4. Begin section headings with “You”
If you’re a cat rescue agency, then don’t use the heading ‘Amount of cats rescued 2016-17’, try something more donor-centric like ‘You helped rescue more cats than ever before!’. That heading not only sounds more exciting, it also reinforces that the donor was the key to making it happen.
5. Link dry statistics to emotional impact
It’s so tempting to take the easy way out and just list every statistic you can find, without any real connection to impact.

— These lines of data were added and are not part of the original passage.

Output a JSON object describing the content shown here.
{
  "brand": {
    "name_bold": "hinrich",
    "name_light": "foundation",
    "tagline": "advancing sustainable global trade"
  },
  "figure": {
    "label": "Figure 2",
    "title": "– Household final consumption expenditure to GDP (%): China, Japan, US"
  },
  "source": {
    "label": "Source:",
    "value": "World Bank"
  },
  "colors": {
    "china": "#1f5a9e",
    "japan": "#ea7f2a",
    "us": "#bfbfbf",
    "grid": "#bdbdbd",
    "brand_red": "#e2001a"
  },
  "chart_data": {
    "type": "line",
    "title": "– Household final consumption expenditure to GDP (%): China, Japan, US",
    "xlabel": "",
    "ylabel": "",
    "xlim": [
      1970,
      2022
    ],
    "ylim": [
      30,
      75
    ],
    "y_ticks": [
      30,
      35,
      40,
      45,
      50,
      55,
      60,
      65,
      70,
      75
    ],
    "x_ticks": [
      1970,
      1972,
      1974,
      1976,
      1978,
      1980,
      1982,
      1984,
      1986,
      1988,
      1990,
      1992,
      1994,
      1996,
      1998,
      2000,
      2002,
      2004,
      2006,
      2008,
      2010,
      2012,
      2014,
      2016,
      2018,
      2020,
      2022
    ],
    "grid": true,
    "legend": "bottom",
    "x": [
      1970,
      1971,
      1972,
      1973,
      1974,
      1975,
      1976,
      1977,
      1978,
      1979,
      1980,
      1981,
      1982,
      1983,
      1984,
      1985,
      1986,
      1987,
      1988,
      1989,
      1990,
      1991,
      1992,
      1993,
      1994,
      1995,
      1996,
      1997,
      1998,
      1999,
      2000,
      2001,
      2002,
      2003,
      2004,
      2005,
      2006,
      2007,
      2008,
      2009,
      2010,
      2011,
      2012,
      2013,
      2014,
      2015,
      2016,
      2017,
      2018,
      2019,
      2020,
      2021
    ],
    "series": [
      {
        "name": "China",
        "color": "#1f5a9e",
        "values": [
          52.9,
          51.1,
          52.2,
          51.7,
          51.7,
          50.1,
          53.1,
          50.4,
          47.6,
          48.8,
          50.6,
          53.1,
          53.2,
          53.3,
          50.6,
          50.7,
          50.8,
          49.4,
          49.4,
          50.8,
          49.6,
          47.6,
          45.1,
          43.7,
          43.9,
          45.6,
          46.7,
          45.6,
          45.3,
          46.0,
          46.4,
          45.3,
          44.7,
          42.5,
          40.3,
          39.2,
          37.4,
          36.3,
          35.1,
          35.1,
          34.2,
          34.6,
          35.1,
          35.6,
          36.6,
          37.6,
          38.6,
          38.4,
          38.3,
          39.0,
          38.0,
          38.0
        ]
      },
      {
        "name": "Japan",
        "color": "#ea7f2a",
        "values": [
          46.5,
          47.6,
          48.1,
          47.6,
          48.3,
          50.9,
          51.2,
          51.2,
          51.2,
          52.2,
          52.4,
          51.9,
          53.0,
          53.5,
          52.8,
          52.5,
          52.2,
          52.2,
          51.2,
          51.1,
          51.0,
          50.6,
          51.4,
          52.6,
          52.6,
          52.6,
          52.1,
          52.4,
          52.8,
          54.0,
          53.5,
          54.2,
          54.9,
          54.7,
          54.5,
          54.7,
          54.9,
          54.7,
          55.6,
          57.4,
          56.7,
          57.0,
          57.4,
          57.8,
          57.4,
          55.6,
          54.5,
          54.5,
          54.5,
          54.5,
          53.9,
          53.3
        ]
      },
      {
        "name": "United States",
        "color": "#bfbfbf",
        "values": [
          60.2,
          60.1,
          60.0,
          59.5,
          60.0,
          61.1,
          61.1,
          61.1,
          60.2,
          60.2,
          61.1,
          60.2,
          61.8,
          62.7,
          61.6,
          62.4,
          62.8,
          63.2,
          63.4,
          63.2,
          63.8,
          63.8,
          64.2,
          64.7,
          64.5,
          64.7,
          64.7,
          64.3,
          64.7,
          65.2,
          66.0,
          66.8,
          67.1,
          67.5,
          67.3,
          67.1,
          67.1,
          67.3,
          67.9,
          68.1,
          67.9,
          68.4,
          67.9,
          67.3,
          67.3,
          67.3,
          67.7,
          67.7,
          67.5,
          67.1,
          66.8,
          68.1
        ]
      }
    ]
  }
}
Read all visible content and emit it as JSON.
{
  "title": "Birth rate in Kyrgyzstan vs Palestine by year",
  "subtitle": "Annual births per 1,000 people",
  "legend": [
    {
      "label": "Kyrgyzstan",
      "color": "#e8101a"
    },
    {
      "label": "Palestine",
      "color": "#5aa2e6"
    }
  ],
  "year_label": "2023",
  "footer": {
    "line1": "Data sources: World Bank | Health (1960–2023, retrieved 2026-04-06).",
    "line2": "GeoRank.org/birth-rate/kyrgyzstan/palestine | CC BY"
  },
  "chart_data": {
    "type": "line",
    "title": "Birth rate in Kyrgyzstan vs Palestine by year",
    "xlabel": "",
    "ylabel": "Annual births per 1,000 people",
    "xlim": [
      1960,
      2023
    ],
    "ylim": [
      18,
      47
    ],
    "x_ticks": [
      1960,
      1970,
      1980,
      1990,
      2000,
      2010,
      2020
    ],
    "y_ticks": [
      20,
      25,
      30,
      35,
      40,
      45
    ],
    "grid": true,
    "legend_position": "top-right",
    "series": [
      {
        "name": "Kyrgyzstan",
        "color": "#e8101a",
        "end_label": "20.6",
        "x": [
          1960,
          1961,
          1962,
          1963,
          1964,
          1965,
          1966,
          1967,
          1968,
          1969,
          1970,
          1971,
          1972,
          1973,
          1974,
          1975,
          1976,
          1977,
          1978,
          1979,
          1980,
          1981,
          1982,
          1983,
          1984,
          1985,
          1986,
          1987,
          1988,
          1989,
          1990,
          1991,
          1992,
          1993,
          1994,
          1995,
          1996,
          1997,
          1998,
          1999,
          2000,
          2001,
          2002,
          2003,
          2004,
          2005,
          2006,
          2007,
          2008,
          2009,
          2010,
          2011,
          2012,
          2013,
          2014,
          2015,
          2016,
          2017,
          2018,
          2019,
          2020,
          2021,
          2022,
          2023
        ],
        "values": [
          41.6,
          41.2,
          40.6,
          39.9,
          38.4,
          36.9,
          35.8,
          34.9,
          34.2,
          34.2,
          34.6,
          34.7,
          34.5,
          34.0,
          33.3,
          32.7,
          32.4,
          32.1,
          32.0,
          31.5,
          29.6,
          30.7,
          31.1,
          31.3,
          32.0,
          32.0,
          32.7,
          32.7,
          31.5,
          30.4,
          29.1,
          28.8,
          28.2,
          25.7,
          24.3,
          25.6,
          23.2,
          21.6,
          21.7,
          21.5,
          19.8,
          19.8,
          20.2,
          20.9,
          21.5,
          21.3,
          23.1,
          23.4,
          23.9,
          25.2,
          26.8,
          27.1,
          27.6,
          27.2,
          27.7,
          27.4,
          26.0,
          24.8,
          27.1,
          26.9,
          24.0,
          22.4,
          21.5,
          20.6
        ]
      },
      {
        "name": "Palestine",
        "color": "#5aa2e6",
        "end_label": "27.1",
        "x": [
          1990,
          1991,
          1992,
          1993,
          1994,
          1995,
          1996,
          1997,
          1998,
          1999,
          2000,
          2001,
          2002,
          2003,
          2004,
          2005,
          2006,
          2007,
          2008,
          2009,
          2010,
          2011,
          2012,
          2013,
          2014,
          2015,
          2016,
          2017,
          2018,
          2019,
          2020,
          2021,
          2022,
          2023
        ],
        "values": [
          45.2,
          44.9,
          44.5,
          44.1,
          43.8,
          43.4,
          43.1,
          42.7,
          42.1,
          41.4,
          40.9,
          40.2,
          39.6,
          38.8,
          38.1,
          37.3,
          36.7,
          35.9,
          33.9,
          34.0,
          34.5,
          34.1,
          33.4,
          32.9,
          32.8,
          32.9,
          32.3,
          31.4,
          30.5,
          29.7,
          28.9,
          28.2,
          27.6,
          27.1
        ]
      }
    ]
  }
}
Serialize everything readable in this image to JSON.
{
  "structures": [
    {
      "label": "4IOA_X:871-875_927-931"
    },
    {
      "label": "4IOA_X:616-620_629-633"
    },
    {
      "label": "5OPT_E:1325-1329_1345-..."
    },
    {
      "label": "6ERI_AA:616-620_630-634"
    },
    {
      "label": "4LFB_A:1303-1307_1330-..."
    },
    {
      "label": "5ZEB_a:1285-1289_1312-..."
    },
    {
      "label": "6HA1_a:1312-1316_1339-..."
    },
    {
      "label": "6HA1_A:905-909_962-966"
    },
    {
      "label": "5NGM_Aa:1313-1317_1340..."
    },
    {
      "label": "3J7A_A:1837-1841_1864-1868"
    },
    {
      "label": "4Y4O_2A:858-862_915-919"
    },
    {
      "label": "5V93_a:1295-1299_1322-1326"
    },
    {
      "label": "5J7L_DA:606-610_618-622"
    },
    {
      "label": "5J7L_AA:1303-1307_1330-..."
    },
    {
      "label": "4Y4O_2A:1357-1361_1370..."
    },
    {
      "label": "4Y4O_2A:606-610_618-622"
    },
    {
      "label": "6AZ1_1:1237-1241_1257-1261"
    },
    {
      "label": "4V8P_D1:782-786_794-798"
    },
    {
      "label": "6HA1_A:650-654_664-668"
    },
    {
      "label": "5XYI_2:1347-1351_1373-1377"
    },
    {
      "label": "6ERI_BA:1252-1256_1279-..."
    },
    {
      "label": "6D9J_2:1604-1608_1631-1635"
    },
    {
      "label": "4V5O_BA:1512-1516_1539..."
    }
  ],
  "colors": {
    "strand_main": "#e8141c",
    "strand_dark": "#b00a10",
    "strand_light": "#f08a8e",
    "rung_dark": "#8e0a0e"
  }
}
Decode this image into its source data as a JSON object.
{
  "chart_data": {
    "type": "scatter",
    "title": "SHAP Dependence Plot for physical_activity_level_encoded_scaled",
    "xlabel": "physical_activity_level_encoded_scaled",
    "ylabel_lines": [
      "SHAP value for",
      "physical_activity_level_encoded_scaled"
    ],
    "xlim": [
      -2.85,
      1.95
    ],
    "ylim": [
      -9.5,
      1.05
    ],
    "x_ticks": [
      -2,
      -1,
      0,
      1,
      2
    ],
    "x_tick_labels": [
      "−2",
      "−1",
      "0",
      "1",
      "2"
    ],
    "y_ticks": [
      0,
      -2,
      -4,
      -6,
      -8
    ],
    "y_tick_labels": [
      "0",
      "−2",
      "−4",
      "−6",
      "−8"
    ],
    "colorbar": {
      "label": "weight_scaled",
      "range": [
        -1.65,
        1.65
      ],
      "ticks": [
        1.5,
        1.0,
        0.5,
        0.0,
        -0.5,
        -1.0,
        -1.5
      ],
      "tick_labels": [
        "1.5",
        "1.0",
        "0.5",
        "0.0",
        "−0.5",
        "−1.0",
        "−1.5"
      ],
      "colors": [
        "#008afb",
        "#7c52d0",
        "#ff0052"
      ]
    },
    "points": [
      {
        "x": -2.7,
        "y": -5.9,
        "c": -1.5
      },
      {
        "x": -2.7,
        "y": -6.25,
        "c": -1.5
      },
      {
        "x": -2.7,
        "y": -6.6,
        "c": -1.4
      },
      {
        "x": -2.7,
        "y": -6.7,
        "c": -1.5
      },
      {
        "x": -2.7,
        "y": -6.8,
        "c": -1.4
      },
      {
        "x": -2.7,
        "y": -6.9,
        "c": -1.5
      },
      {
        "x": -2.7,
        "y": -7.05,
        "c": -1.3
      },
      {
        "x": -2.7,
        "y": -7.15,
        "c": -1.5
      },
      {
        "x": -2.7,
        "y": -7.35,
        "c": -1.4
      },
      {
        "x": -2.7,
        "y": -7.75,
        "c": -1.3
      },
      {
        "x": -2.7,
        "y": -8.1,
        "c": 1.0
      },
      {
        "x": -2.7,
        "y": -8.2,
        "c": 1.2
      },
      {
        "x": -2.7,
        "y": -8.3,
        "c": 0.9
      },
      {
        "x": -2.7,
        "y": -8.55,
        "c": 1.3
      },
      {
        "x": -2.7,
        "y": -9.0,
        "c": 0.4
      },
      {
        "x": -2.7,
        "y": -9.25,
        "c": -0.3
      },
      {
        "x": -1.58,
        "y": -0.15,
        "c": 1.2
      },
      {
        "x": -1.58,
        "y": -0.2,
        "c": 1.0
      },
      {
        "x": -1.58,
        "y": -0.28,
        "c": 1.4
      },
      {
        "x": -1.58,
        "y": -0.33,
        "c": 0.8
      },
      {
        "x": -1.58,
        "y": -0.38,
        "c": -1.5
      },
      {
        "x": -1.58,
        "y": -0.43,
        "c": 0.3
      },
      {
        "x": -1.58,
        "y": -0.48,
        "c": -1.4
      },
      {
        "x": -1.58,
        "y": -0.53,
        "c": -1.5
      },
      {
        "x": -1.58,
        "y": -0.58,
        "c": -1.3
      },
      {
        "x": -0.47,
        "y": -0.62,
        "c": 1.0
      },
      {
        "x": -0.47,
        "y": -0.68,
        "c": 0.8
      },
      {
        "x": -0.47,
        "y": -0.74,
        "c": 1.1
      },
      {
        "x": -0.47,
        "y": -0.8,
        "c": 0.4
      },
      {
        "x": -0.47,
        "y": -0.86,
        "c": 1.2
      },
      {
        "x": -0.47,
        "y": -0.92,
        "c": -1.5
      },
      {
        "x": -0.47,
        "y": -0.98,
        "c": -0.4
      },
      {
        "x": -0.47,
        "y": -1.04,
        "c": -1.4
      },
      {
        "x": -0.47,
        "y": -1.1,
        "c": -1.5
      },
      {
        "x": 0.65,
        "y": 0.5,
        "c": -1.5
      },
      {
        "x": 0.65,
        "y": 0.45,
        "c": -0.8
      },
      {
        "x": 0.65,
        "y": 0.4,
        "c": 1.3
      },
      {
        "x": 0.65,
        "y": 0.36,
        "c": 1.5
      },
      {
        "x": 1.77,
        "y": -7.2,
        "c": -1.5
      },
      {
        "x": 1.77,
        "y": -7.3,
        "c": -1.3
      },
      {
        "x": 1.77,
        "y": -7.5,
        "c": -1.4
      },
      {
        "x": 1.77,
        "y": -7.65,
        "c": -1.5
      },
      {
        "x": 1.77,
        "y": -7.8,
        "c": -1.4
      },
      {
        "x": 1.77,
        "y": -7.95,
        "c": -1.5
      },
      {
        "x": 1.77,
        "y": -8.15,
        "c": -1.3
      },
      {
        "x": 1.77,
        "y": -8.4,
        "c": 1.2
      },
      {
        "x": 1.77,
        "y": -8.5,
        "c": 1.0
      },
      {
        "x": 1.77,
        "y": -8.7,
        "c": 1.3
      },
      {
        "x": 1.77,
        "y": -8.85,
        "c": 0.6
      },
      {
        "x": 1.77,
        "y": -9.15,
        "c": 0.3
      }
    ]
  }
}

But just imagine the difference it will make to donors when they read about the real impact behind the statistic.
For example, if your organisation helps refugees learn English, you could simply quote a statistic such as ‘We held 128 classes in Sydney, Melbourne and Perth…’. Alternatively, you could infuse some emotion into the report by adding the following … ‘which means hundreds of refugee families across Australia now have a better chance at finding employment and experiencing the life they always dreamed of’.
6. Make it personal through stories and images
While it’s great for your donors to know that 5,000 kids received school breakfasts last year, they will be so much more excited by an accompanying photo and short paragraph about just one of these children.
For example, ‘Mia was losing concentration at school, but thanks to your support, she and thousands of hungry South Australian kids like her are getting the essential food they needed to succeed at school’.
Want to get more excited about your annual report? Then remember to keep it donor-centric as you thank donors for the incredible impact they’ve had through their donations this year. It will be a great encouragement to them, and could just lift donations as donors begin to feel even more motivated to show their support in the year ahead.